While I’m a huge fan of the Hemingway school of pared-down style, there’s a balance to be struck between being so succinct that nobody has the foggiest idea what your work is about and wandering, overdone prose. Underwriting assumes that we’ll automatically feel everything that happens to the protagonist exactly the way  they would. But if we fail to give context that points the reader towards the character’s desires or woes, the reader will feel disconnected from the character. We’ll have to explain it later, or the reader may misperceive the entire story and throw the book at the wall in frustration.

Trust your reader!

Exposition works only when it challenges, surprises or in some way takes us, emotionally and mentally, somewhere new. Respect the reader enough to participate in your story and its world by giving them something additional to process.

It’s winter and it’s snowing. For some reason, your protagonist isn’t wearing a coat. He’s soaked. He trudging through slush. Then you write that he’s feeling miserable. There’s no need. Trust me, readers will work it out.

 

Alison Morton is the author of Roma Nova thrillers –  INCEPTIO, CARINA (novella), PERFIDITAS, SUCCESSIO,  AURELIA, NEXUS (novella), INSURRECTIO  and RETALIO,  and ROMA NOVA EXTRA, a collection of short stories.  Audiobooks are available for four of the series. Double Identity, a contemporary conspiracy, starts a new series of thrillers. JULIA PRIMA,  Roma Nova story set in the late 4th century, starts the Foundation stories. The sequel, EXSILIUM, is now out.

Find out more about Roma Nova, its origins, stories and heroines and taste world the latest contemporary thriller Double Identity… Download ‘Welcome to Alison Morton’s Thriller Worlds’, a FREE eBook, as a thank you gift when you sign up to Alison’s monthly email update. You’ll also be among the first to know about news and book progress before everybody else, and take part in giveaways.

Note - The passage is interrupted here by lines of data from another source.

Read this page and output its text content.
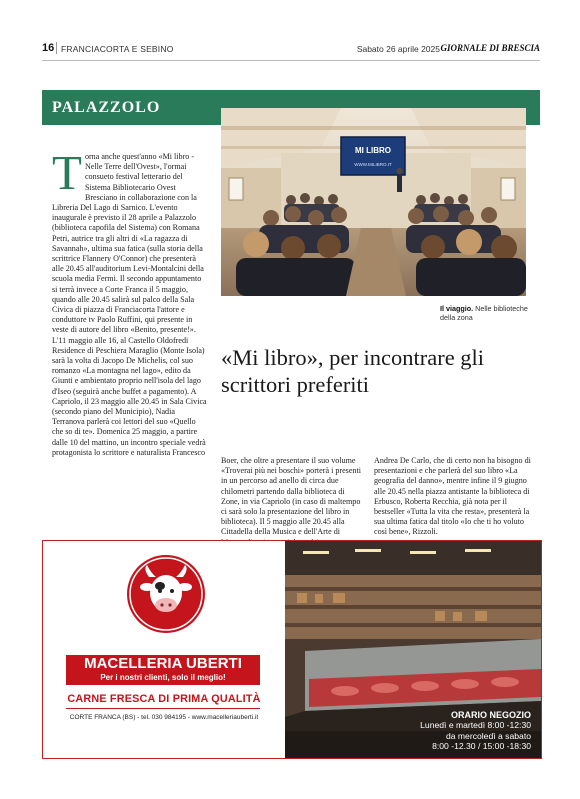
16 FRANCIACORTA E SEBINO	Sabato 26 aprile 2025 GIORNALE DI BRESCIA
PALAZZOLO
Torna anche quest'anno «Mi libro - Nelle Terre dell'Ovest», l'ormai consueto festival letterario del Sistema Bibliotecario Ovest Bresciano in collaborazione con la Libreria Del Lago di Sarnico. L'evento inaugurale è previsto il 28 aprile a Palazzolo (biblioteca capofila del Sistema) con Romana Petri, autrice tra gli altri di «La ragazza di Savannah», ultima sua fatica (sulla storia della scrittrice Flannery O'Connor) che presenterà alle 20.45 all'auditorium Levi-Montalcini della scuola media Fermi. Il secondo appuntamento si terrà invece a Corte Franca il 5 maggio, quando alle 20.45 salirà sul palco della Sala Civica di piazza di Franciacorta l'attore e conduttore tv Paolo Ruffini, qui presente in veste di autore del libro «Benito, presente!». L'11 maggio alle 16, al Castello Oldofredi Residence di Peschiera Maraglio (Monte Isola) sarà la volta di Jacopo De Michelis, col suo romanzo «La montagna nel lago», edito da Giunti e ambientato proprio nell'isola del lago d'Iseo (seguirà anche buffet a pagamento). A Capriolo, il 23 maggio alle 20.45 in Sala Civica (secondo piano del Municipio), Nadia Terranova parlerà coi lettori del suo «Quello che so di te». Domenica 25 maggio, a partire dalle 10 del mattino, un incontro speciale vedrà protagonista lo scrittore e naturalista Francesco
MI LIBRO
WWW.MILIBRO.IT
Il viaggio. Nelle biblioteche della zona
«Mi libro», per incontrare gli scrittori preferiti
Boer, che oltre a presentare il suo volume «Troverai più nei boschi» porterà i presenti in un percorso ad anello di circa due chilometri partendo dalla biblioteca di Zone, in via Capriolo (in caso di maltempo ci sarà solo la presentazione del libro in biblioteca). Il 5 maggio alle 20.45 alla Cittadella della Musica e dell'Arte di
Andrea De Carlo, che di certo non ha bisogno di presentazioni e che parlerà del suo libro «La geografia del danno», mentre infine il 9 giugno alle 20.45 nella piazza antistante la biblioteca di Erbusco, Roberta Recchia, già nota per il bestseller «Tutta la vita che resta», presenterà la sua ultima fatica dal titolo «Io che ti ho voluto così bene», Rizzoli.
MACELLERIA UBERTI
Per i nostri clienti, solo il meglio!
CARNE FRESCA DI PRIMA QUALITÀ
CORTE FRANCA (BS) - tel. 030 984195 - www.macelleriauberti.it	ORARIO NEGOZIO
Lunedì e martedì 8:00 -12:30
da mercoledì a sabato
8:00 -12.30 / 15:00 -18:30
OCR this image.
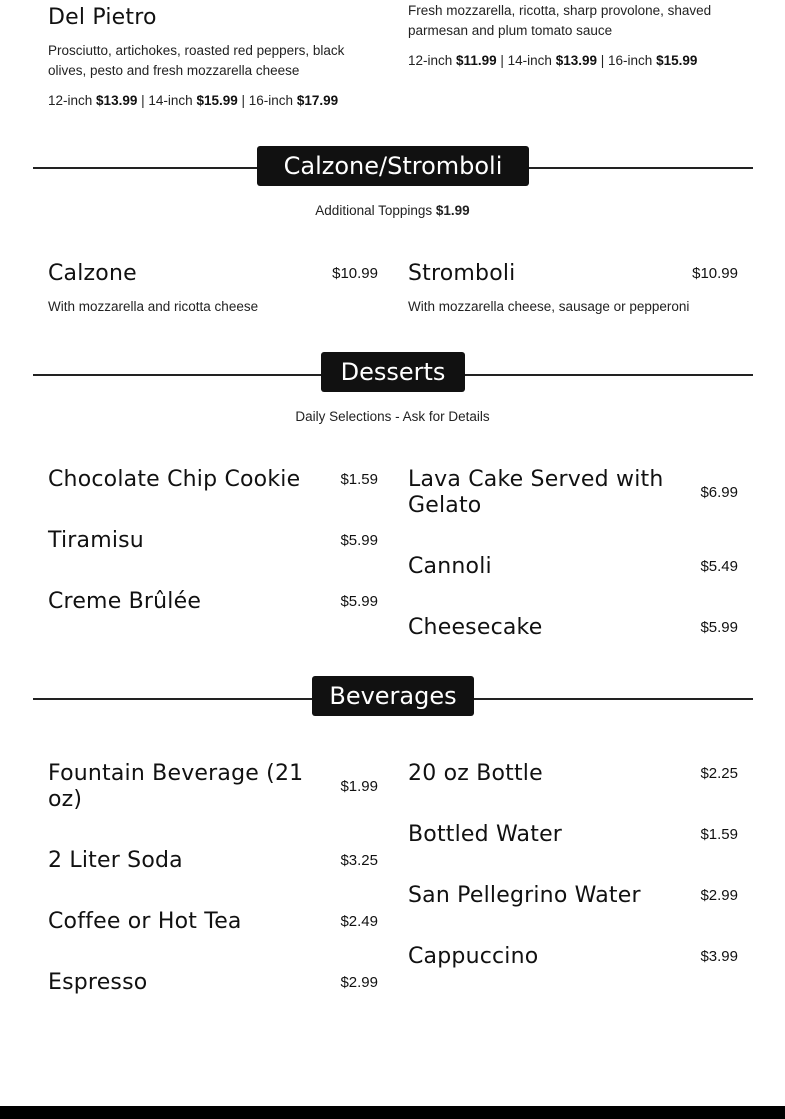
Del Pietro
Prosciutto, artichokes, roasted red peppers, black olives, pesto and fresh mozzarella cheese
12-inch $13.99 | 14-inch $15.99 | 16-inch $17.99
Fresh mozzarella, ricotta, sharp provolone, shaved parmesan and plum tomato sauce
12-inch $11.99 | 14-inch $13.99 | 16-inch $15.99
Calzone/Stromboli
Additional Toppings $1.99
Calzone	$10.99
With mozzarella and ricotta cheese
Stromboli	$10.99
With mozzarella cheese, sausage or pepperoni
Desserts
Daily Selections - Ask for Details
Chocolate Chip Cookie	$1.59
Tiramisu	$5.99
Creme Brûlée	$5.99
Lava Cake Served with Gelato
$6.99
Cannoli	$5.49
Cheesecake	$5.99
Beverages
Fountain Beverage (21 oz)
$1.99
2 Liter Soda	$3.25
Coffee or Hot Tea	$2.49
Espresso	$2.99
20 oz Bottle	$2.25
Bottled Water	$1.59
San Pellegrino Water	$2.99
Cappuccino	$3.99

2 comments to Trust your reader!

  • Overwriting at first draft is probably essential. Then that red pen (or the keyboard equivalent) comes next. My problem once, though, I realised I’d overwritten a certain ‘point’, went through, crossed out, and later discovered I’d taken them ALL out which left my editor (and therefore a reader) very puzzled. I put two back.
    Moral:don’t over – or under – egg the pudding!

    I tend to think of these as the same as red herrings in an Agatha Christie mystery. You need the clues, but very subtle, almost hidden ones that make sense once the ‘whodunit’ is finally revealed.

    Love your books Alison!

  • Alison Morton

    Thanks for commenting, Helen. Writing is as much craft as a creative process and we need to be our own best/worst critic. 😉

    Delighted you enjoy my books – thank you!